I haven’t mentioned it here, but I stopped drinking any alcohol for the month of November. I overdid it really badly on our company offsite retreat in Alabama, and I couldn’t stand the smell, sight, or thought of alcohol for days. And then I had a series of night sweats that I thought might have been detoxification. And so I thought I should probably dry out for a while, so I decided to give it the whole month.
And I really don’t miss it. Much. Well, sometimes when I get home from work after a particularly stressful day I think about pouring a vodka and tonic, but the thought actually stops there. With mixing the drink. I think I get just as much enjoyment out of preparing my drinks as I do from drinking them.
I don’t know, though. It’s getting close to the end of the month, and I’m kind of looking forward to my first drink in December as a test to see if I’ll still have the taste for it.
I too had a weekend where I way overdid the whole drinking thing. I spent a Sunday lying in bed feeling like hell, and now I’ve quit drinking. Kind of odd for a girl who used to drink 2-3 times a week. I dunno if I’ll pick back up with it in December or after the first of the year or at all.
Unrelated, but awhile back did you mention a liberal progressive church you went to in Nashvlle? It may have been years back and someone else…not sure.
Naw, you won’t catch me in churches of any kind unless it’s for a wedding or a funeral. Must’ve been someone else.
I decided to stop drinking for a few days, then a few weeks and it stretched to four years. It was really important that I did that and you’ll just have to follow it where it leads.
Good for you. I hate it when I over-indulge. So much so, that the last time I did so (mid-October), I decided to quit drinking altogether. It’s just too easy to overindulge, and even if I do so only occasionally, it really adds to my weight and my migraines. I thought that, for me, it just wasn’t worth it.
I’d be interested to see how your first December drink goes.
I never drank much, but I do miss being able to have a beer or glass of wine and not think about it or plan it. For over nine months (while pregnant and in the first many weeks post-partum) I had no alcohol at all.

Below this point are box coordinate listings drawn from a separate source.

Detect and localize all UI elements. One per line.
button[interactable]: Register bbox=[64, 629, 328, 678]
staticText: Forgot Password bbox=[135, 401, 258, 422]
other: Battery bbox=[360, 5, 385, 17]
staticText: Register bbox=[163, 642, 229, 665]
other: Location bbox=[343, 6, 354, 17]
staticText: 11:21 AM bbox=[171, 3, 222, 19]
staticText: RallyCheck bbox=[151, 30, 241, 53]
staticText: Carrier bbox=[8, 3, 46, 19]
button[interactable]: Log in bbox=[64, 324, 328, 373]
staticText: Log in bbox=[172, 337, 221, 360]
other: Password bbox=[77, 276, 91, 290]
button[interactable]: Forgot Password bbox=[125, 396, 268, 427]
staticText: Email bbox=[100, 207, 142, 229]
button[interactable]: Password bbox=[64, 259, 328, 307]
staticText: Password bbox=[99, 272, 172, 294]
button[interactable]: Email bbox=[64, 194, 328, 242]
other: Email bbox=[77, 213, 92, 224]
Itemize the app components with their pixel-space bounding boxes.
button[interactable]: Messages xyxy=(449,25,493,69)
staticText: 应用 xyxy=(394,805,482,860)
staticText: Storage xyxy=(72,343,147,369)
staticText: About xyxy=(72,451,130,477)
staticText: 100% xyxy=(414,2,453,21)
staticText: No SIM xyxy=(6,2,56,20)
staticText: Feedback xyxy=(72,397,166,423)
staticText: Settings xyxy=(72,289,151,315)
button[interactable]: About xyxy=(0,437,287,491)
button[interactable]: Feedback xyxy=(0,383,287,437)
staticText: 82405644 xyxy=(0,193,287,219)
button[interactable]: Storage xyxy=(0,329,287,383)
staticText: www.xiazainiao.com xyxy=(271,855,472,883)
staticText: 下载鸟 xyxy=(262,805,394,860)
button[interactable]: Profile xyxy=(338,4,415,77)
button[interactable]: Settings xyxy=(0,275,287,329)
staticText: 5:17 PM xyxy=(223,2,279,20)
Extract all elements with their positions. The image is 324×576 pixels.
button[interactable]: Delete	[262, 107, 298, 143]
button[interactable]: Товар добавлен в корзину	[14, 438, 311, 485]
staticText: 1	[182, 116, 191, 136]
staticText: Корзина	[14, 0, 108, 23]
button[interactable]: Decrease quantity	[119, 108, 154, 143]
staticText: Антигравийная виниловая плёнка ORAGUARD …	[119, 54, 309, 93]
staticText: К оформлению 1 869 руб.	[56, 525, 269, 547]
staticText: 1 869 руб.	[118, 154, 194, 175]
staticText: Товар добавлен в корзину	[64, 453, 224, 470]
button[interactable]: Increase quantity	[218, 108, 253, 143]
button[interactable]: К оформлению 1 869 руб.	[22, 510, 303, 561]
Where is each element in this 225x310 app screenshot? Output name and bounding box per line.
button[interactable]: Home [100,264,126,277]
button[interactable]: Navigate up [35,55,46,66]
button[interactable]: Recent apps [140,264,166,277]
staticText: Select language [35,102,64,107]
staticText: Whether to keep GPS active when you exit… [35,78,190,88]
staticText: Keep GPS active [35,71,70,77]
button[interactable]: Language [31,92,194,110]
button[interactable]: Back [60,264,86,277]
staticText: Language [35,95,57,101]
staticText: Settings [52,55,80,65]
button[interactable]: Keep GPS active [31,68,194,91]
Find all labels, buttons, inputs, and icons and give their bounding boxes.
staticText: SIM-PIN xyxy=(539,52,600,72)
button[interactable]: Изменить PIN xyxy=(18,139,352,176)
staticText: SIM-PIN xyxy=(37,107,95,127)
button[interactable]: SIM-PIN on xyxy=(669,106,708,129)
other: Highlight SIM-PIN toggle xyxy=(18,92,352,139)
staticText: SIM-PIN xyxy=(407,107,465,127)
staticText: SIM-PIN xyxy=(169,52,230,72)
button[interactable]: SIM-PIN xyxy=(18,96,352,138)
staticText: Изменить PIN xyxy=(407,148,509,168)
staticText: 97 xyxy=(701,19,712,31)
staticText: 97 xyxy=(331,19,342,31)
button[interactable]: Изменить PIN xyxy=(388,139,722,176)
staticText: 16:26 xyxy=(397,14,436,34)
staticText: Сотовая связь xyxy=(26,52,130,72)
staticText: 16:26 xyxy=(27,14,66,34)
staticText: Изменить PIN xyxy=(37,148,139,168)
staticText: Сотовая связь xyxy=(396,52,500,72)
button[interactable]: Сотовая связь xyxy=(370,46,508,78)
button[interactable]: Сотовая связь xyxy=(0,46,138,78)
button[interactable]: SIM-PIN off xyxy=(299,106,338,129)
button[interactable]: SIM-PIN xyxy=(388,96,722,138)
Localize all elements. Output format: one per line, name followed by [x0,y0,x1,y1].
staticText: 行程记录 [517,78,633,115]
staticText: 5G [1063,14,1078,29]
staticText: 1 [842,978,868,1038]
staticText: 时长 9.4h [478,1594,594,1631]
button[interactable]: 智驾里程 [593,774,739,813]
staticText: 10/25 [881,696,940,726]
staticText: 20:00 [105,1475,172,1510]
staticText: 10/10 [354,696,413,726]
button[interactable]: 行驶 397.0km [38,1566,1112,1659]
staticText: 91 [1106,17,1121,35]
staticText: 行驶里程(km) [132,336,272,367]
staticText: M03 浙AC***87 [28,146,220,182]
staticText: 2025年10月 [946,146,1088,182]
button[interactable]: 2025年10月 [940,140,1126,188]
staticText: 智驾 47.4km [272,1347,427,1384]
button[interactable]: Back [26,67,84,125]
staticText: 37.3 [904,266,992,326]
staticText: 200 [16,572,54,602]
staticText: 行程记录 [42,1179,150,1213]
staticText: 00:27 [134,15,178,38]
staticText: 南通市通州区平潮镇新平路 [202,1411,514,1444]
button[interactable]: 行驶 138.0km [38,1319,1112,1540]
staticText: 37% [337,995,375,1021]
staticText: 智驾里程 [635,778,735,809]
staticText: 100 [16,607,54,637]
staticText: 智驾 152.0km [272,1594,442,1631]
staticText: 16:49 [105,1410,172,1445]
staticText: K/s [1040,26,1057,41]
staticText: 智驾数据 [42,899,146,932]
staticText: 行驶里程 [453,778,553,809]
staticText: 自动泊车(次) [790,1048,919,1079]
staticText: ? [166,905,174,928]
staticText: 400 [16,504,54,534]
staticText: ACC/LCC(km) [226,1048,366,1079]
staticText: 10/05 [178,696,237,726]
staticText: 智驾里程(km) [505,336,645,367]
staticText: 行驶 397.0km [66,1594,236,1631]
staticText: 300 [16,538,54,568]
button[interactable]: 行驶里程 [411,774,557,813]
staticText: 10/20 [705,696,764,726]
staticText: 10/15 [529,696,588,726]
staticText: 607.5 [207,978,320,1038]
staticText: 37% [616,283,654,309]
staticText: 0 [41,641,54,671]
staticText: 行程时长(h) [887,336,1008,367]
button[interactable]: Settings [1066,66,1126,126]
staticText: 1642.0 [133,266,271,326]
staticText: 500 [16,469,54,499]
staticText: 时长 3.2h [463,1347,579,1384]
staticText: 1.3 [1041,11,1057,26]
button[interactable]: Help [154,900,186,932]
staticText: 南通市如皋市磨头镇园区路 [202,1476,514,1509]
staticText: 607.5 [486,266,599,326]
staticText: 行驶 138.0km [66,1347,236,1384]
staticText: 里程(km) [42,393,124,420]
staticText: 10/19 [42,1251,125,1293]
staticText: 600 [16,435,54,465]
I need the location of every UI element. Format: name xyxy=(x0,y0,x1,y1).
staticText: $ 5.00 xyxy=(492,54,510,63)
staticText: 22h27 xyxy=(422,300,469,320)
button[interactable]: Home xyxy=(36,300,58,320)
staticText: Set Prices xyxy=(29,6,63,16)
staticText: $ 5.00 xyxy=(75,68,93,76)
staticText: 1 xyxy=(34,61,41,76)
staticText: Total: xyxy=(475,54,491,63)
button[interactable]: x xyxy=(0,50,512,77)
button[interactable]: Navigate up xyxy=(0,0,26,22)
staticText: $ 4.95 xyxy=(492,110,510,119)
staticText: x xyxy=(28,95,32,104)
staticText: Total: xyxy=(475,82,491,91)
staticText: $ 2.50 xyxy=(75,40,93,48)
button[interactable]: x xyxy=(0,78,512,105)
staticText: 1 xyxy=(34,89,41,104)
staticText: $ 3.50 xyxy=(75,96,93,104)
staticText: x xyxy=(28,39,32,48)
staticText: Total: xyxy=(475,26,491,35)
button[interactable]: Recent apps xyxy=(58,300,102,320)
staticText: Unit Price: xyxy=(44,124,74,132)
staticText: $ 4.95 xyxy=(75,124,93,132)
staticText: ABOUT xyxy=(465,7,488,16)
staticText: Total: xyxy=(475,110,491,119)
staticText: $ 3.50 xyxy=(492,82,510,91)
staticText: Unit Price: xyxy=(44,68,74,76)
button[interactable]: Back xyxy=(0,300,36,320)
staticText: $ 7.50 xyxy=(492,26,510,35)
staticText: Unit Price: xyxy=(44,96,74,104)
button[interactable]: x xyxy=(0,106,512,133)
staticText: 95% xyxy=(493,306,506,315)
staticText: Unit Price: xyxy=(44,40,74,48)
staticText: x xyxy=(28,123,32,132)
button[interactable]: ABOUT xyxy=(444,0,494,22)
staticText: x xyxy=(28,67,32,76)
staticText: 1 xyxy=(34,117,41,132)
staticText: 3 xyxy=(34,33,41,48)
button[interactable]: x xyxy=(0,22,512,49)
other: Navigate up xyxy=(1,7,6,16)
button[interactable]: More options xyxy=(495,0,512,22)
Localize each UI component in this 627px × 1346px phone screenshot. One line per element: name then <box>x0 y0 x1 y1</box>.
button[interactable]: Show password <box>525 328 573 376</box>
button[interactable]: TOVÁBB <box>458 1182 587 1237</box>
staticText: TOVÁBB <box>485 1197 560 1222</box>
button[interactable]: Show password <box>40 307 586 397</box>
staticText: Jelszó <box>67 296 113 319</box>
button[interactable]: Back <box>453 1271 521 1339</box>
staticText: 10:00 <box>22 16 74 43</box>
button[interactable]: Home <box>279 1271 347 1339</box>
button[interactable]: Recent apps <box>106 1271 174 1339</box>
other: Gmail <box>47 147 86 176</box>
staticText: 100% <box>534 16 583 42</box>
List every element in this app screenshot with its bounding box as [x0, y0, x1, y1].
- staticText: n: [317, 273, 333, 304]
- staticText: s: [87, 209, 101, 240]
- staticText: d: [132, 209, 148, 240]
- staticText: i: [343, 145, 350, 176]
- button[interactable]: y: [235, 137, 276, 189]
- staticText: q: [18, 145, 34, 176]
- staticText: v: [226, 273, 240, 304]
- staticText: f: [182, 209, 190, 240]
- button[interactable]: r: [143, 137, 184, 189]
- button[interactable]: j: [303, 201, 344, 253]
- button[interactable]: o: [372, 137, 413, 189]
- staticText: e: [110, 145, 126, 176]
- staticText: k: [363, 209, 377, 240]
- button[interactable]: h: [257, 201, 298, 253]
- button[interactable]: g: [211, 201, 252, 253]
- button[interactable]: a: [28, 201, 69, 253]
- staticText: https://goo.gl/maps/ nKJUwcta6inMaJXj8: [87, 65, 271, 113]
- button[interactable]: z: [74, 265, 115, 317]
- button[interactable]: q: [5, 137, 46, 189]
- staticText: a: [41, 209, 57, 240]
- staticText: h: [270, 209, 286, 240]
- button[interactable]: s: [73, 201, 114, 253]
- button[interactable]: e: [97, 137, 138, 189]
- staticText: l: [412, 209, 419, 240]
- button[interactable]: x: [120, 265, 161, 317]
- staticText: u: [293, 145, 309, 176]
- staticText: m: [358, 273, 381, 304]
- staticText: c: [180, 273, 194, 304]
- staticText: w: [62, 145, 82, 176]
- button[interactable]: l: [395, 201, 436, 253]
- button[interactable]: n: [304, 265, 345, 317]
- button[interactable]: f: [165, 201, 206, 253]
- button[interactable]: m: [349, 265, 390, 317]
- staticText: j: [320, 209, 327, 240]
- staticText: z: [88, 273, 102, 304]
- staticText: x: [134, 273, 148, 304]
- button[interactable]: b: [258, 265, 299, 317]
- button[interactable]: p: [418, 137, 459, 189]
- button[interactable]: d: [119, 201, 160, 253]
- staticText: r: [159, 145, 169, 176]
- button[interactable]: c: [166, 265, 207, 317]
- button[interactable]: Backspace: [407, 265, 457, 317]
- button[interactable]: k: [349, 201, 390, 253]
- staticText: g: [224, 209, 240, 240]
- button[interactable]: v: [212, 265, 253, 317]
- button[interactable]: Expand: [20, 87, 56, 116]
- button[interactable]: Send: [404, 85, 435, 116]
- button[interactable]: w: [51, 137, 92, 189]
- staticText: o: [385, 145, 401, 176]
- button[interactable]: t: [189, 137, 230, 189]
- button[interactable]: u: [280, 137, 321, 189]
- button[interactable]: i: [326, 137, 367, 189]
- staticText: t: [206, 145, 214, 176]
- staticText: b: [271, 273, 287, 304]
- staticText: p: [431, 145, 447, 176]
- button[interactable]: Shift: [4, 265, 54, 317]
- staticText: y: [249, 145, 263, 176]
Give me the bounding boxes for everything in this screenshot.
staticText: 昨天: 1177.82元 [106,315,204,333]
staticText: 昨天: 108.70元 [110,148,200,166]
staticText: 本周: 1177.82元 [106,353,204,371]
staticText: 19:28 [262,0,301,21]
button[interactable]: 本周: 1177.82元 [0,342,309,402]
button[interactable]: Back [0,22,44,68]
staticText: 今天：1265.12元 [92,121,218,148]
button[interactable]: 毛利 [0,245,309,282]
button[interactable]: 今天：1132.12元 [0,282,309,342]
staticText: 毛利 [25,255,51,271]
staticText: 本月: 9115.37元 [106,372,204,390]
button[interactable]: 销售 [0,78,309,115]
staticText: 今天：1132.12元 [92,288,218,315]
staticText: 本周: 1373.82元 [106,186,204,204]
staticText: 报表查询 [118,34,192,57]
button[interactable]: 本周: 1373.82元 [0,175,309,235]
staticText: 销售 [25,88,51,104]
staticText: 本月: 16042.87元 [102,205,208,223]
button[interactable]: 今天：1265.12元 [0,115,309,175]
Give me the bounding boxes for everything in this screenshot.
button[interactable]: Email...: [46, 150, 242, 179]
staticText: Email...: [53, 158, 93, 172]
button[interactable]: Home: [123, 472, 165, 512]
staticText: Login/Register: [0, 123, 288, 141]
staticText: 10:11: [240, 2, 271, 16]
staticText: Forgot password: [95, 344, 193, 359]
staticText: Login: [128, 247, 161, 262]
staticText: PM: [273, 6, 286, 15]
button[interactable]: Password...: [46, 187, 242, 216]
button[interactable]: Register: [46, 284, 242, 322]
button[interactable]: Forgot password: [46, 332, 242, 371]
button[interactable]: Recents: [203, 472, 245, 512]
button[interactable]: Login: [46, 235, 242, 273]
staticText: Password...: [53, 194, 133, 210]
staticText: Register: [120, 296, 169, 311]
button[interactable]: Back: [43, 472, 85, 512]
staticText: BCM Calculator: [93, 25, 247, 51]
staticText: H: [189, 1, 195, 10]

In the past month or so I’ve had a half of a beer, few sips of champange, and a small glass of wine. I have to time it so it get metabolized before I nurse (and one drink is not considered an issue anyhow, but I am being extra-cautious) and I will admit that I miss being able to just have a drink when I want one.
Hey, how is your post-flu vaccine ickiness doing? I hope it’s all gone!
A friend of mine recently had a “I was drinking with friends and the next thing I remember was waking up in the hospital in a bed with an IV in my arm” experience.
Oh, it’s gone. Took about a week to work its way out of my system, but it’s gone. Thanks for remembering and asking!
Yuck, and scary! Alcohol poisoning, or what?
Yeah, that’s kind of the way I’ve been looking at it. Thanks for your perspective.
That would be my guess, yeah. I’m not positive though.
Kate,
I am pleased that you shall take my perspective into account and will look forward to observing your actions from afar.